My wife and I have come to see the Chimney Bluffs along the southern shore of Lake Ontario. We’re spending a few days in the Finger Lakes region of New York, finding day excursions. Our daughter recommended this park.
After climbing the trail to see the bluffs from above, I am now walking along the stony beach to view them from below. The expansive water of the lake is calm, lapping the shoreline. From time to time, I come across small towers of balanced rocks, a common practice of park visitors these days.
I find them an unnecessary addition to the existing natural beauty (the national parks service considers them to be vandalism), but today, they strike me as an act of defiance.
For this landmark is a tribute to erosion. Even the name hints at the ongoing decay: these look more like dragon’s teeth than chimneys to me. Perhaps, a hundred years ago, they were stately towers. Now, it seems, much of what they were is buried in the long slides of mud that reach the beach.

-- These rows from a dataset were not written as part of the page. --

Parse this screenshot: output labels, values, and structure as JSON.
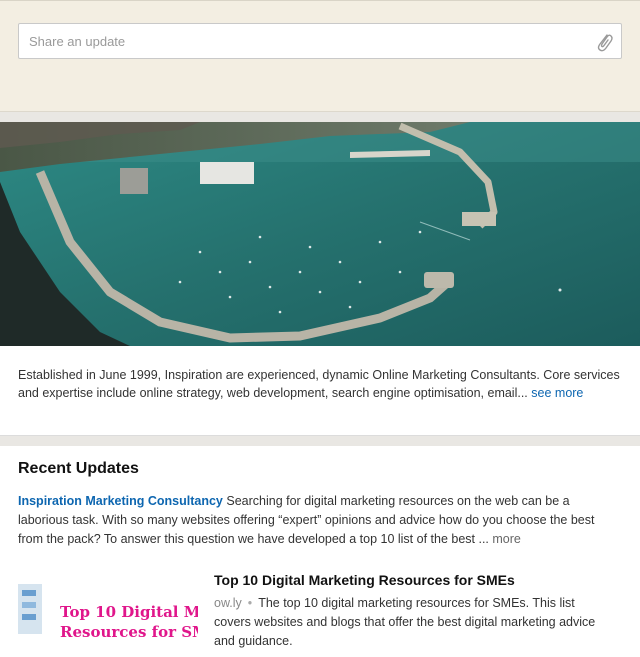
{
  "share": {
    "placeholder": "Share an update"
  },
  "about": {
    "text": "Established in June 1999, Inspiration are experienced, dynamic Online Marketing Consultants. Core services and expertise include online strategy, web development, search engine optimisation, email...",
    "see_more": "see more"
  },
  "updates": {
    "heading": "Recent Updates",
    "post": {
      "company": "Inspiration Marketing Consultancy",
      "text": "Searching for digital marketing resources on the web can be a laborious task. With so many websites offering “expert” opinions and advice how do you choose the best from the pack? To answer this question we have developed a top 10 list of the best ...",
      "more": "more"
    },
    "shared_link": {
      "thumb_line1": "Top 10 Digital M",
      "thumb_line2": "Resources for SM",
      "title": "Top 10 Digital Marketing Resources for SMEs",
      "source": "ow.ly",
      "separator": "•",
      "description": "The top 10 digital marketing resources for SMEs. This list covers websites and blogs that offer the best digital marketing advice and guidance."
    }
  },
  "colors": {
    "link": "#0d66b0",
    "share_bg": "#f3eee2",
    "sea": "#2c7d78",
    "thumb_accent": "#e0168b"
  }
}
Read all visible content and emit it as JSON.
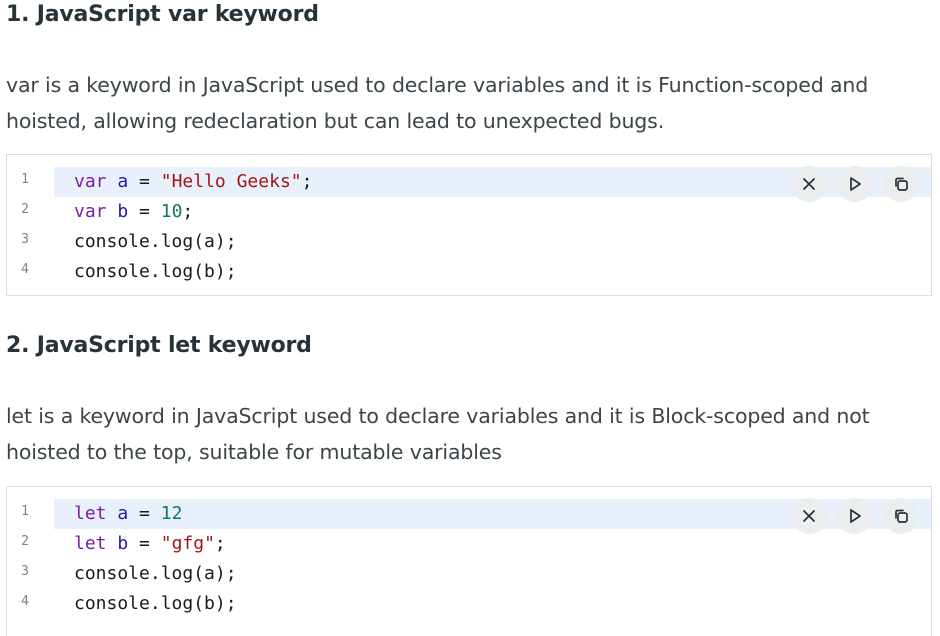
{
  "sections": [
    {
      "heading": "1. JavaScript var keyword",
      "description": "var is a keyword in JavaScript used to declare variables and it is Function-scoped and hoisted, allowing redeclaration but can lead to unexpected bugs.",
      "lines": [
        {
          "num": "1",
          "tokens": [
            "var",
            "a",
            "=",
            "\"Hello Geeks\"",
            ";"
          ]
        },
        {
          "num": "2",
          "tokens": [
            "var",
            "b",
            "=",
            "10",
            ";"
          ]
        },
        {
          "num": "3",
          "text": "console.log(a);"
        },
        {
          "num": "4",
          "text": "console.log(b);"
        }
      ]
    },
    {
      "heading": "2. JavaScript let keyword",
      "description": "let is a keyword in JavaScript used to declare variables and it is Block-scoped and not hoisted to the top, suitable for mutable variables",
      "lines": [
        {
          "num": "1",
          "tokens": [
            "let",
            "a",
            "=",
            "12"
          ]
        },
        {
          "num": "2",
          "tokens": [
            "let",
            "b",
            "=",
            "\"gfg\"",
            ";"
          ]
        },
        {
          "num": "3",
          "text": "console.log(a);"
        },
        {
          "num": "4",
          "text": "console.log(b);"
        }
      ]
    }
  ],
  "icons": {
    "clear": "close-icon",
    "run": "play-icon",
    "copy": "copy-icon"
  },
  "colors": {
    "keyword": "#7b1fa2",
    "variable": "#1d1aab",
    "string": "#a31515",
    "number": "#11775a",
    "active_line": "#e8f0fb",
    "button_bg": "#ebeeef"
  }
}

I’m not surprised, then, to find attempts to make personal statements in face of all that disintegration. We don’t like to be reminded of our impermanence. So much of what we do in life – from writing books to volunteering to pouring ourselves into our children and grandchildren – is an effort to make a lasting mark. To be remembered.
The antidote is to know the one who is Eternal. John describes his encounter with the transformed Jesus in Revelation:
Then he placed his right hand on me and said: “Do not be afraid. I am the First and the Last. (Rev 1:17)
Jesus is the opening sentence of all creation and he is the closing word. He bookends all of history. I notice for the first time that in this verse, Jesus touches and raises John with his right hand – which denotes power and autonomy in Scripture. His power is untouched by time. Undiminished through the ages.
Something moves in the stones by my feet. I look down to see that it is a grasshopper, perhaps blown down from the cliffs above. I feel a kinship with this temporary visitor, whose lifespan is but a few months. In the vastness of time, I am but a brief bug.
But Jesus places his hand of power on me and reminds me that he is the eternal one. And that I belong to him.
Jesus spoke to his disciples about impermanence. Pointing to nearby flowers, he said, “But if God so clothes the grass of the field, which today is alive and tomorrow is thrown into the oven, will he not much more clothe you, O you of little faith?” (Matthew 6:30, ESV).
He clothes us not only with fabric that fades and decays, but with eternal life.
Life that time cannot touch.
Jesus, Eternal One, Alpha and Omega, First and Last, we thank you that by your death and resurrection, you make us permanently yours. Speak this truth into our souls.
Reader: Where have you seen dramatic effects of erosion?